The unfolding horrors perpetrated by Russia in Ukraine had given the musical and its setting under the gathering storm of Nazism more piquancy, the men agreed.
“Again, I am not happy to say it, but it does,” said Sussman. “It’s resonating more than ever, almost to the point that I had concerns over things I had written five, six, seven years ago. They seem stolen from the headlines. I asked Barry and the director, ‘Do I have to change that line? It sounds like I wrote it yesterday because I read something in the newspaper.’”
Manilow said he thinks current events have given the show a deeper resonance, but he was more focused on writing “a proper song at a proper moment. My Jewishness had nothing to do with it for me. I was trying to write a love song for the girl, and I was trying to write an amusing song for the guys. That was my job.”
For both men, Stephen Sondheim’s musical Company, presently revived on Broadway starring Patti LuPone and Katrina Lenk, had been absolutely formative. (Sussman just saw and loved the revival, Manilow is planning to.)
“Company changed all our lives,” Manilow told me. “Young people who had any idea about going into Broadway, when we all heard Company, everyone went ‘OK, is this where it’s going? I want to be there.’ Everyone ran back to get into the Broadway world because of it. I remember I saw the musical on its last preview before opening night. Can you imagine? I’ve never seen a more excited crowd in my life. By the time it got to ‘Ladies Who Lunch’ they were ripping the walls down.”
“It also had something to do with Barry and I working together,” Sussman said. “After we met, the first time I went to his tiny little apartment on 27th Street, he had thumb-tacked onto the back of his piano his favorite record albums, and one of them was the cast recording of Company. And I said, ‘OK. This guy.’”
Manilow roared with laughter.
Long before his career went supersonic, Manilow was an off-Broadway accompanist. Is Broadway in his bones?

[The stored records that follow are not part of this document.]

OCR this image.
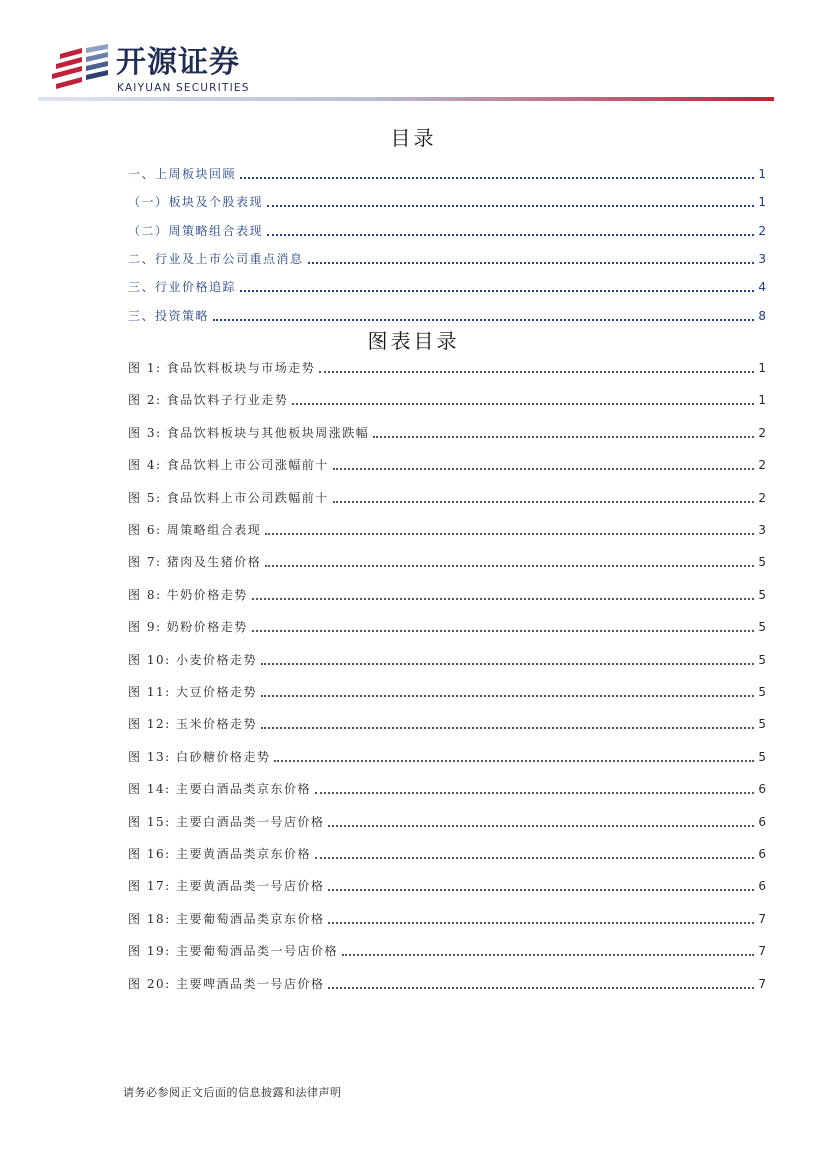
开源证券
KAIYUAN SECURITIES
目录
一、上周板块回顾	1
（一）板块及个股表现	1
（二）周策略组合表现	2
二、行业及上市公司重点消息	3
三、行业价格追踪	4
三、投资策略	8
图表目录
图 1: 食品饮料板块与市场走势	1
图 2: 食品饮料子行业走势	1
图 3: 食品饮料板块与其他板块周涨跌幅	2
图 4: 食品饮料上市公司涨幅前十	2
图 5: 食品饮料上市公司跌幅前十	2
图 6: 周策略组合表现	3
图 7: 猪肉及生猪价格	5
图 8: 牛奶价格走势	5
图 9: 奶粉价格走势	5
图 10: 小麦价格走势	5
图 11: 大豆价格走势	5
图 12: 玉米价格走势	5
图 13: 白砂糖价格走势	5
图 14: 主要白酒品类京东价格	6
图 15: 主要白酒品类一号店价格	6
图 16: 主要黄酒品类京东价格	6
图 17: 主要黄酒品类一号店价格	6
图 18: 主要葡萄酒品类京东价格	7
图 19: 主要葡萄酒品类一号店价格	7
图 20: 主要啤酒品类一号店价格	7
请务必参阅正文后面的信息披露和法律声明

“That’s what I wanted to be,” Manilow said. “I wanted to be a Broadway composer. I never really thought about performing or singing when I started off. I was everybody’s piano player, everybody’s arranger, and I was a songwriter. I never even thought about having the career I have had. Ever! When Bruce and I met we were going to write the Broadway musical. That stupid ‘Mandy’ just stopped everything.”

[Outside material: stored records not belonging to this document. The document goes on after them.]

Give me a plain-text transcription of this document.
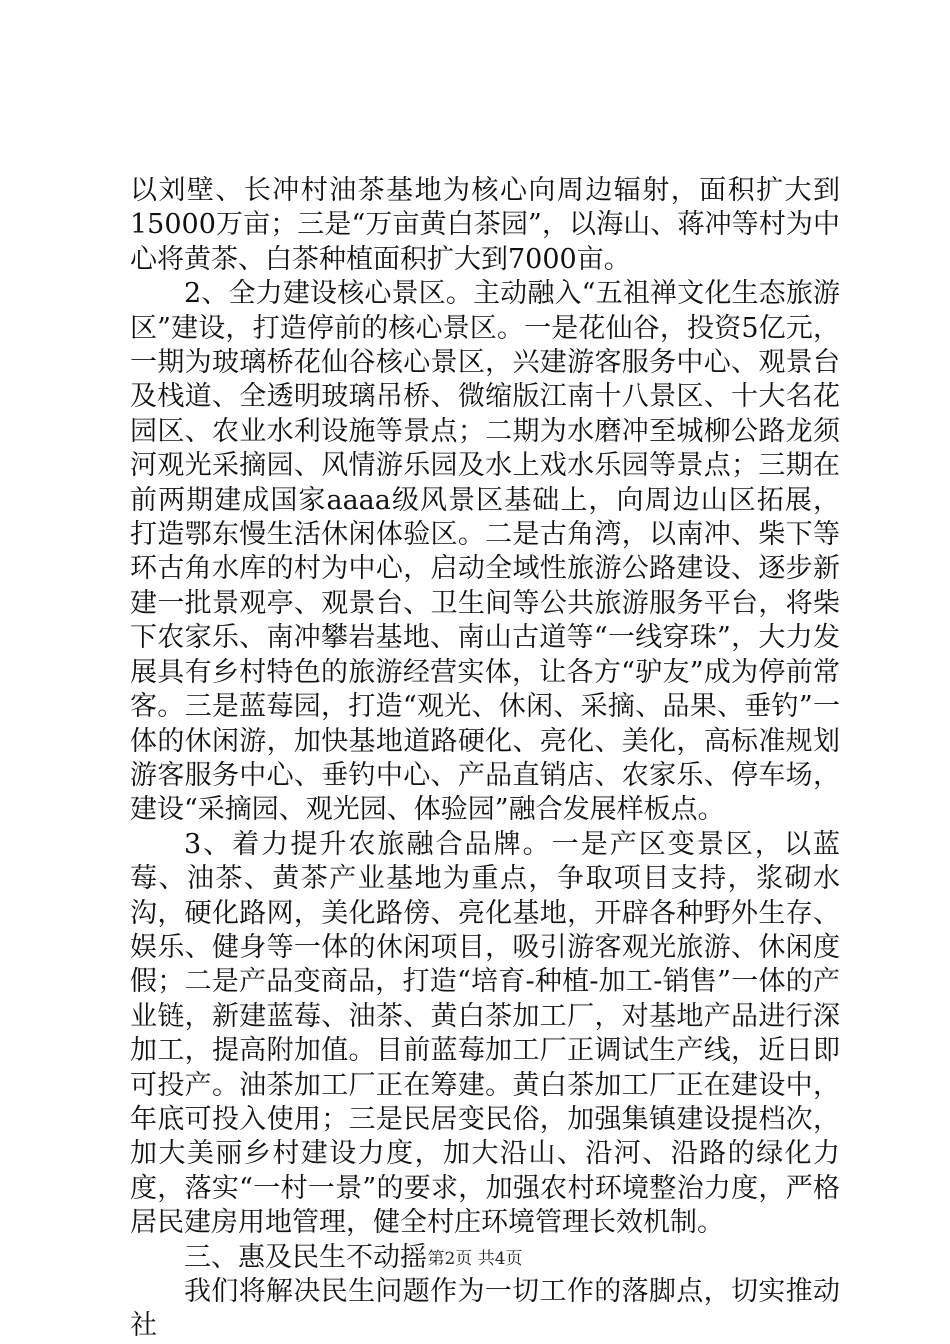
以刘壁、长冲村油茶基地为核心向周边辐射，面积扩大到15000万亩；三是“万亩黄白茶园”，以海山、蒋冲等村为中心将黄茶、白茶种植面积扩大到7000亩。

2、全力建设核心景区。主动融入“五祖禅文化生态旅游区”建设，打造停前的核心景区。一是花仙谷，投资5亿元，一期为玻璃桥花仙谷核心景区，兴建游客服务中心、观景台及栈道、全透明玻璃吊桥、微缩版江南十八景区、十大名花园区、农业水利设施等景点；二期为水磨冲至城柳公路龙须河观光采摘园、风情游乐园及水上戏水乐园等景点；三期在前两期建成国家aaaa级风景区基础上，向周边山区拓展，打造鄂东慢生活休闲体验区。二是古角湾，以南冲、柴下等环古角水库的村为中心，启动全域性旅游公路建设、逐步新建一批景观亭、观景台、卫生间等公共旅游服务平台，将柴下农家乐、南冲攀岩基地、南山古道等“一线穿珠”，大力发展具有乡村特色的旅游经营实体，让各方“驴友”成为停前常客。三是蓝莓园，打造“观光、休闲、采摘、品果、垂钓”一体的休闲游，加快基地道路硬化、亮化、美化，高标准规划游客服务中心、垂钓中心、产品直销店、农家乐、停车场，建设“采摘园、观光园、体验园”融合发展样板点。

3、着力提升农旅融合品牌。一是产区变景区，以蓝莓、油茶、黄茶产业基地为重点，争取项目支持，浆砌水沟，硬化路网，美化路傍、亮化基地，开辟各种野外生存、娱乐、健身等一体的休闲项目，吸引游客观光旅游、休闲度假；二是产品变商品，打造“培育-种植-加工-销售”一体的产业链，新建蓝莓、油茶、黄白茶加工厂，对基地产品进行深加工，提高附加值。目前蓝莓加工厂正调试生产线，近日即可投产。油茶加工厂正在筹建。黄白茶加工厂正在建设中，年底可投入使用；三是民居变民俗，加强集镇建设提档次，加大美丽乡村建设力度，加大沿山、沿河、沿路的绿化力度，落实“一村一景”的要求，加强农村环境整治力度，严格居民建房用地管理，健全村庄环境管理长效机制。

三、惠及民生不动摇

我们将解决民生问题作为一切工作的落脚点，切实推动社

第2页 共4页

Both men laugh over the mention of Manilow’s breakthrough hit.
“That pop career where he sold 100 million records. How dare he!” cackled Sussman.
I told Manilow that Duckie, the much-loved London queer club, played “Copacabana” to the delirious delight of regulars.
“Oh wow, great,” he responded. “And that was a big surprise too, how radio picked it up and made it a pop song. Little by little it kept climbing up the charts.”
Sussman laughed. “That song is a great example of how bad a pop writer I was. I had no idea how to write a pop song, and that is the strangest pop song I ever wrote, which reminds me about why it was so successful. There was nothing like it on the air.”
I asked Manilow what was left for him to do.
“That’s a big question,” he mused. “I have done everything I have ever dreamed of doing. I’ve made every style of album I’ve ever dreamed of making, and now this show [Harmony]. I would love to do another one of these. We’ve loved writing this, but we can’t write another one until we’re done with this one.”
Sussman recalled a story about Oscar Hammerstein, who he said, the night Oklahoma! opened, went for a walk with his wife in their garden. “Hammerstein said to her, ‘I really hope they like it, because this is what I like and if they like it I get to write another one.’ And that’s how Barry and I feel about Harmony.”
Manilow said he will most likely return to Broadway to perform a third concert, after the success of the previous two. But Harmony may also provide a template for a new stage-centered future. “We hope this is a success—not only because we’ve been working on it so long and like it so much,” Manilow said. “If the audience buys this we maybe have another one or two of these we’d like to write.”